In general, if a computing task is well-suited to SIMD parallelization then it will be well-suited to computation on a GPU. In particular, data-parallel computations with high arithmetic intensity (computations where where the ratio of arithmetic operations to memory operations is high) are able to attain maximum performance from a GPU. This is because the volume of very fast arithmetic instruction can `hide' the relatively slow memory accesses.

From a statistical simulation perspective, integration via classical Monte Carlo or importance sampling are ideal computational tasks in a SIMD framework. This is because each computing node can produce and weight a sample in parallel, assuming that the sampling procedure and the weighting procedure have no conditional branches. If these methods do have branches, speedup can be compromised by many computing nodes running idle while others finish their tasks. For example, this can occur if the sampling procedure uses rejection sampling.

In general, if a computing task is not well-suited to SIMD parallelization then it will not be well-suited to computation on a GPU. In particular, task-parallel computations where one executes different instructions on the same or different data cannot utilize the shared flow control hardware on a GPU and often end up running sequentially.

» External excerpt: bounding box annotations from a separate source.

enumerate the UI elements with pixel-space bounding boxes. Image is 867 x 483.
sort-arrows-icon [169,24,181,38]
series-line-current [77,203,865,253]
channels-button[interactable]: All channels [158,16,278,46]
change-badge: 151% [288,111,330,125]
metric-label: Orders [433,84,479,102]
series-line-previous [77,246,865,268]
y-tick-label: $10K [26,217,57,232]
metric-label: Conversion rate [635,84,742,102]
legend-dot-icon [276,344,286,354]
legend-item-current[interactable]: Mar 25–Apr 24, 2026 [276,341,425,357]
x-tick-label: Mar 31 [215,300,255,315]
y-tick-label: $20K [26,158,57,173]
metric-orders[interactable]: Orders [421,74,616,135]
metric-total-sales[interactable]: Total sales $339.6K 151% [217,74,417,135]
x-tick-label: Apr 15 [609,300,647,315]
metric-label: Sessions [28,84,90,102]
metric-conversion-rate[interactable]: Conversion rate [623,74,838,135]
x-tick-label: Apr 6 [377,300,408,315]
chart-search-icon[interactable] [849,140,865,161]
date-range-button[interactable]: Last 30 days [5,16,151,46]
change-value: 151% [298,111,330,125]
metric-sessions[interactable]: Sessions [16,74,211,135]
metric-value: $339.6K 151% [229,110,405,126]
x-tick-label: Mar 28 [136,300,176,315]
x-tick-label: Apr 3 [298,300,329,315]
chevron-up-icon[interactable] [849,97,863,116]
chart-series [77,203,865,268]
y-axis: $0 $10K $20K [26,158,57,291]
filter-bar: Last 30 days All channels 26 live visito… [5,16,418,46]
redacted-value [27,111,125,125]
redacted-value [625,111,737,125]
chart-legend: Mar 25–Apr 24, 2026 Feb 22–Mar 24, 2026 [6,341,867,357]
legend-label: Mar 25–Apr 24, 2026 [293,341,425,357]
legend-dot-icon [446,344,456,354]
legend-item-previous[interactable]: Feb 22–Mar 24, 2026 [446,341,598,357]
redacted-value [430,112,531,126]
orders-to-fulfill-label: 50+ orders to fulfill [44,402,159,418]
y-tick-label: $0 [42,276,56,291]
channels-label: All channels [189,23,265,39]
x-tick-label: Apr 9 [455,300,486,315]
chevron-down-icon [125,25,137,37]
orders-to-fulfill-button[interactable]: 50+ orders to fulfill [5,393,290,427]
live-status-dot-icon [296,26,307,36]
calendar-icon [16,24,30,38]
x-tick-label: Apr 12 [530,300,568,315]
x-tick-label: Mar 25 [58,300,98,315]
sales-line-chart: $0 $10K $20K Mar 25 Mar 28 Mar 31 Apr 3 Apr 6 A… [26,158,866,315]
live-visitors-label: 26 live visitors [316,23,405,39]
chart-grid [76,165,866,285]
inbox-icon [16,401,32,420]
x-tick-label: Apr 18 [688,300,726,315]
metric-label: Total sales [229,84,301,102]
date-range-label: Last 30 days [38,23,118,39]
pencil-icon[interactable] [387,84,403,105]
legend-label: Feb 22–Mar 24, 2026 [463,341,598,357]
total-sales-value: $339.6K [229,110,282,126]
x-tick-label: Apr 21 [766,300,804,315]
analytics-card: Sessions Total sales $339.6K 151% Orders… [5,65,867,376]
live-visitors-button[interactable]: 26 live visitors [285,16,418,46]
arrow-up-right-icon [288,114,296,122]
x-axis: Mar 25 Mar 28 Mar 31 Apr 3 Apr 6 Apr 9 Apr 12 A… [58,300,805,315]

Of course, there are also many computational tasks in statistical computing that are just difficult to parallelize. For example, standard Metropolis-Hastings MCMC with a single chain is difficult to parallelize in the general case because it is a naturally sequential algorithm. Parallelization of this type of method usually centres around the parallelization of the target density evaluation, the sampling from or evaluation of the proposal density or computation of multiple possible execution paths.

Any computation that can be done in parallel can also be done by distributing work amongst multiple computing nodes that are connected only via a network. In addition, this type of work distribution can be appealing for task parallel computations since there are no restrictions on the types of operations each computing node can perform and work can even be distributed amongst specialized nodes. However, the cost of this type of distribution is in the time taken and energy consumed for data to be transferred between nodes and in the overhead associated with having each node doing its own flow control when it might have been shared.

The communication costs in a distributed system are high when the latency and bandwidth of the data transfer mechanism are high and low respectively. However, these costs also depend on the frequency and volume of the communication. As such, methods such as importance sampling are not particularly affected by distributing the work in terms of total computation time since there is almost no communication required. In contrast, methods such as sequential Monte Carlo are affected since communication occurs frequently. In such cases, when the procedure can be parallelized effectively there is significant speedup to be gained by performing the computation on a many-core processor like a GPU.